Is this a decision taken under Russian influence or out of fear of Russia, as some Romanian politicians are already claiming, given Moscow’s long-standing influence over Vienna? There is no evidence to support this scenario. But given the lack of any plausible argument, such explanations are to be expected.

But we should note one thing: whether Austria likes it or not, Russia is profiting from the lack of solidarity and solidity in the EU, just as it is profiting from Viktor Orban’s repeated blockades.

What’s to be done? Romania and the EU must now force a final vote at the JHA Council on 8-9 December, against Austria’s desire to take the issue off the agenda. Austria must be left alone among the 27 EU member states. If they maintain their veto for Romania, the authorities in Vienna must publicly explain their solitary position.

And perhaps this is the time for a real discussion in the EU about Austria’s famous strategic patience, a euphemism for the duplicitous policy that allows it to enjoy the benefits of both the EU and its close relationship with Russia. In times of war, even a country like Austria has to choose sides. Romania did, as weak, corrupt and unreformed as it is. And it chose the right side.

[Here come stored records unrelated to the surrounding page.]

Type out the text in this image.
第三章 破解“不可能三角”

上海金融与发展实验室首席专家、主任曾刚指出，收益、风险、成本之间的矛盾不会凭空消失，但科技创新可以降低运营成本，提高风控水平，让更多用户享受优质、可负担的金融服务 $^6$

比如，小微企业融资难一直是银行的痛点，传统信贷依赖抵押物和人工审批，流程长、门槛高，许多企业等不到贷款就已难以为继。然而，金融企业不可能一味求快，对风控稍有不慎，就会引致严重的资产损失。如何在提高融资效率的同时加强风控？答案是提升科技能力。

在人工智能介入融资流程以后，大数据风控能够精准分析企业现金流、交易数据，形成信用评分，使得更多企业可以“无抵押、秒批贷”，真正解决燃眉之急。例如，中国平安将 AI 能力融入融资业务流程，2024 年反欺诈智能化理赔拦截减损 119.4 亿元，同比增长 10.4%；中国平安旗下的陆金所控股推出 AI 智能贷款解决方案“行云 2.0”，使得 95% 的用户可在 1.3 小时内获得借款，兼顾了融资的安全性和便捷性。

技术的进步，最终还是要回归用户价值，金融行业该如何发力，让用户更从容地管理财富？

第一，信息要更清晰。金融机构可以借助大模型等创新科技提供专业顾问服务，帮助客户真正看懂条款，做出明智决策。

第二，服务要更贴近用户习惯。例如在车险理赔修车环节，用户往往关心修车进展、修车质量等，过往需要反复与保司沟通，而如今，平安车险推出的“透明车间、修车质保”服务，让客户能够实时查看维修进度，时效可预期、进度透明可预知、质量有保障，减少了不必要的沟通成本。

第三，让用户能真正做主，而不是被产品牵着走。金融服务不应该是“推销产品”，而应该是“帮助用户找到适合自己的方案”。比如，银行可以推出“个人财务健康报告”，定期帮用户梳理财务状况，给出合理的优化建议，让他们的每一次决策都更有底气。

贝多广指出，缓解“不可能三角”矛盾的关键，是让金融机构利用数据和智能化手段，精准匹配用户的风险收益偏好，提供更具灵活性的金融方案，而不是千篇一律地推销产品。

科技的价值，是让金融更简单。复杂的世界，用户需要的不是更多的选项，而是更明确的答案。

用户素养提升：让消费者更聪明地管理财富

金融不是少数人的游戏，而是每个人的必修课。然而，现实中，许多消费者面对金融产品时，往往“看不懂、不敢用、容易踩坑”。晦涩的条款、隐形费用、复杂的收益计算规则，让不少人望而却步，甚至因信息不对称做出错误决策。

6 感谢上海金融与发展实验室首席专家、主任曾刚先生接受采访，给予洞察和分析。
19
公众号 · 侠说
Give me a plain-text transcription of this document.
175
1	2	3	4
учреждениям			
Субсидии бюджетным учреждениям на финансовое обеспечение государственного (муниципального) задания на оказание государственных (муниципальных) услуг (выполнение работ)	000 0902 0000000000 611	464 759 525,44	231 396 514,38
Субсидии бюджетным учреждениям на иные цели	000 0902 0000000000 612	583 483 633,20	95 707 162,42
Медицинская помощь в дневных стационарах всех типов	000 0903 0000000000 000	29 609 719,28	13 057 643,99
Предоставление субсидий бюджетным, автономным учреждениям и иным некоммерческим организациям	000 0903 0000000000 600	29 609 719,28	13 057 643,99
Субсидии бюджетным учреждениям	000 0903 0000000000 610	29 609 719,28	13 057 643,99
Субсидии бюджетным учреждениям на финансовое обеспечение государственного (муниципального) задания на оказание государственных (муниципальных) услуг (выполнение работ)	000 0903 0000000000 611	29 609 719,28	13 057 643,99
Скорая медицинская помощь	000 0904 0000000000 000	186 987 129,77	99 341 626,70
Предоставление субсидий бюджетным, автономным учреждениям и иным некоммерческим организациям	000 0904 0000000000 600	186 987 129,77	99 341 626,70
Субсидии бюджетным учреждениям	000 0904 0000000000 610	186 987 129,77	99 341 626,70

Note: For those who wonder if the position of G4Media, which questioned the verifiability of the justice reforms and argued that the current power does not deserve such an award, has changed, the answer is that it has not. What I have described above is a flawed political mechanism, which as journalists we are duty bound to expose. It is not inconsistent for the press, civil society, to criticize, to question institutional decisions when we consider them incorrect. This is what we did when we considered that the justice reforms of the PSD-PNL-UDMR coalition are mimicked, that the European Commission’s CVM report is too mild or that the same Commission’s report on Schengen did not take into account serious problems in Romanian customs. But these reports create an institutional reality, which the press can only criticize, without being able to change it. And political decisions are made on the basis of mechanisms and institutional reality, as the Netherlands did. What Austria is doing is ignoring institutional reality, which is the reason for this article.